I've spent the past month using Apple's new iPhone 5, measuring it against both the competition and its predecessors. The device is certainly not without flaws -- "Scuffgate" and "Mapsgate" proved that -- but is the new iPhone 5 really "the biggest thing to happen to iPhone since iPhone," as Apple claims?
Let's start with the brand-new design.
From an aesthetic perspective, the original iPhone was always my favorite. I was not happy when Apple moved away from aluminum and used plastic on the iPhone 3G and 3GS. The iPhone 4 and 4S shifted back in the right direction by dumping cheap-feeling plastics in favor of glass and metal, but I still missed the original iPhone's sleek aluminum housing.
Apple returned to its roots for the iPhone 5. The phone's face is still a solid sheet of glass, but the back is now mostly aluminum, just like on the original model.
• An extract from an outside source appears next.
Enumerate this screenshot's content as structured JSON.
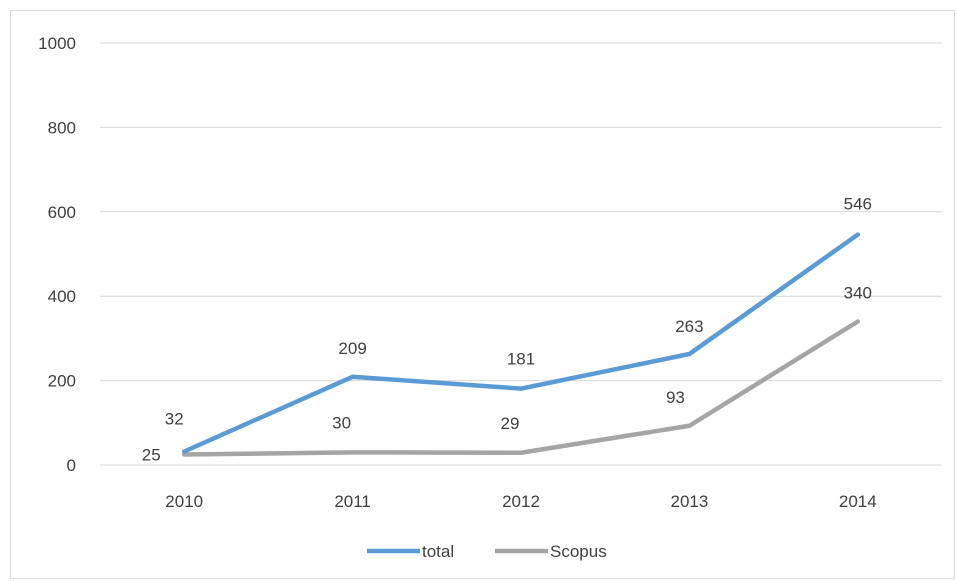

The new aluminum is much thinner, making for a surprisingly light handset. Almost too light. I prefer a phone with some heft to it, and the new iPhone took a bit of getting used to, compared to heavier recent devices like the iPhone 4S, Droid Incredible 4G LTE and Lumia 900.
In terms of build, the iPhone 5 is in a class by itself. From the oleophobic glass face to the matte metal bezel with polished edges, everything about the new iPhone screams high-end. The parts are snug, the lines are elegant, the buttons don't wobble, and there are no rattles or creaks whatsoever.